Frogfood renders all meshes using meshlets. A mesh is typically composed of several meshlets, each with a small number of vertices and primitives (Frogfood uses 64 for both). While they were originally conceived of for use in mesh shaders, Frogfood uses them for increased culling granularity.

Scene Loading

The code for scene loading can be found in SceneLoader.cpp.

Frogfood only supports loading glTF scene files using fastgltf. glTF loading has been parallelized where it's most beneficial- image decoding, vertex accessor loading and format conversion, and meshlet construction. To find these instances of parallelization, search for std::execution::par in SceneLoader.cpp.

glTF files with the following extensions are supported and will be rendered correctly by Frogfood:

• KHR_texture_basisu
• KHR_mesh_quantization
• EXT_meshopt_compression
• KHR_lights_punctual
• KHR_materials_emissive_strength

Meshlet Generation

Meshlets are generated using meshoptimizer, which provides an API for building meshlets from a standard indexed mesh.

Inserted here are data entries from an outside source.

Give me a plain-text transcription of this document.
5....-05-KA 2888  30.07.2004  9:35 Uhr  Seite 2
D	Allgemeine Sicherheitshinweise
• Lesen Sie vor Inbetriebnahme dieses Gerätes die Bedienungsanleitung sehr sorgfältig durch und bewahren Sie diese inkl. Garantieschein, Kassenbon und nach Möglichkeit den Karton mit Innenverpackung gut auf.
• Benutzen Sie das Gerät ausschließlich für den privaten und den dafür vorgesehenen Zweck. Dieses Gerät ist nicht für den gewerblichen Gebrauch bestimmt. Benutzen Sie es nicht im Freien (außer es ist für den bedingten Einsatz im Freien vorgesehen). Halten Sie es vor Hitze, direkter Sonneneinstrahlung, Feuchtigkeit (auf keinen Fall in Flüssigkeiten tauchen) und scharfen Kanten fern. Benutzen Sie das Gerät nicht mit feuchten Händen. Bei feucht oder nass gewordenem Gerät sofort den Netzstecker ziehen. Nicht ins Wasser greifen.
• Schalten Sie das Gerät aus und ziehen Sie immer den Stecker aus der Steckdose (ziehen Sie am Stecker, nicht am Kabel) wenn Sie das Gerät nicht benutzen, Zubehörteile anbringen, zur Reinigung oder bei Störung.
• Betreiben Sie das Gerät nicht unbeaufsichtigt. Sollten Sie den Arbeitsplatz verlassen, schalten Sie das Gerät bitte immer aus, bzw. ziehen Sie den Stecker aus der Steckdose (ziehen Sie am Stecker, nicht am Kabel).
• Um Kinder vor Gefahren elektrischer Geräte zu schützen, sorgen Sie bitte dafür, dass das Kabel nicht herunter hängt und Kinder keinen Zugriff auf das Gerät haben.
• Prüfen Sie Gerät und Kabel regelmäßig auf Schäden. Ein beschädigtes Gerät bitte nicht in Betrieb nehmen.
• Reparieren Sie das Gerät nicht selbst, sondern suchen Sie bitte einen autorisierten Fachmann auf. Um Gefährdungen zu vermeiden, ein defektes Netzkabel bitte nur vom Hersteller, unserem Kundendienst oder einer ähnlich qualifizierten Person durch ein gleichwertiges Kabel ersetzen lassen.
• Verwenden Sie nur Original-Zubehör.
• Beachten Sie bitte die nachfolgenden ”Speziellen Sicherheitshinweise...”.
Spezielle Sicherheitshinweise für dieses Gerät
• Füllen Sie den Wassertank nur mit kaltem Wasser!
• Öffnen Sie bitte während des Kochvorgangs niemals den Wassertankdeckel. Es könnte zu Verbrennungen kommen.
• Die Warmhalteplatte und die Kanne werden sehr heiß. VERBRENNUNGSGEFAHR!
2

The API is well explained in meshoptimizer's readme.

TODO: Insert diagram or image illustrating the in-memory differences between meshlet meshes and standard meshes.

The original indexed mesh is retained for the debug forward renderer and creating bottom-level acceleration structures for ray tracing.

Rendering

Because Frogfood originally used OpenGL for rendering, which had no cross-platform mesh shaders at the time, we decided to pursue an alternative approach that leverages the traditional vertex pipeline.

Culling

Culling is performed in two stages:

1. Meshlet Culling

CullMeshlets.comp.glsl

In this stage, each thread of a compute dispatch operates on a single meshlet in the contiguous meshlets buffer. The following tests are performed to determine if the meshlet is visible:

1. Determine if the meshlet's AABB is potentially colliding with the frustum.
2. Calculate the screen-space bounds of the meshlet and its depth, then
   1. If the current view type is "main", then test the bounds against the Hi-Z buffer computed by repeated downsampling of last frame's depth buffer with reduction sampler.
   2. If the current view type is "virtual", then test the bounds against the Hi-P buffer for the current virtual shadow map being rendered. The Hi-P buffer contains a hierarchical representation of which pages are active.

If the meshlet is not culled by any of the above steps, its index gets appended to an array to be consumed in the next stage.

2. Triangle Culling

CullTriangles.comp.glsl

For each meshlet that passed culling, a workgroup is spawned wherein each thread culls a single primitive. Each triangle is subjected to the following tests:

1. Back-facing primitives are culled by inspecting the sign of the determinant of the 3x3 matrix formed by the triangle's clip-space coordinate
2. Frustum culling is performed by checking if the NDC-space bounding box of the triangle collides with the [-1, 1] box
3. Primitives that don't cover any sample points
4. If the view type is "virtual", then the triangle bounds will be tested against an HPB as described in the meshlet culling section

At the end of each workgroup, the indices of unculled triangles gets written to a buffer and their count is stored in an indirect draw command.

The following resources were referenced for triangle culling:

• Optimizing the Graphics Pipeline with Compute
• Triangle Scan Conversion using 2D Homogeneous Coordinates
• https://github.com/GPUOpen-Effects/GeometryFX/blob/master/amd_geometryfx/src/Shaders/AMD_GeometryFX_Filtering.hlsl

Vertex Shader

As we only generate a stream of indices from the triangle culling pass, you may be wondering how we can identify individual meshlets in the vertex shader. The trick involves exploiting our knowledge of the meshlets. Because they can only contain up to 64 vertices, we need no more than log2(64)=6 bits to identify a vertex within a meshlet. The other 26 bits of the index are used to identify the meshlet itself. That means the largest scene we can render contains 2^26 =67 million meshlets containing 64 primitives each, for a total of 4 billion triangles.

A major advantage of hardware mesh shading is that it doesn't require intermediate storage and bandwidth for meshlet indices and vertex indices. Meshlet culling would be moved to a task shader, which spawns mesh shader workgroups for unculled meshlets. Then, each of those threads can use the transformed vertices for both culling and rasterization.

The render below features a subset of Unreal's City Sample (with no textures and less geometry). A 24-8 split, which supports up to 16 million meshlet instances, was used for vertex indices. Even with reduced geometry, there are over 34 million meshlet instances in the scene, overflowing the bits allocated in the vertex indices. Artifacts can be seen in the form of stray geometry.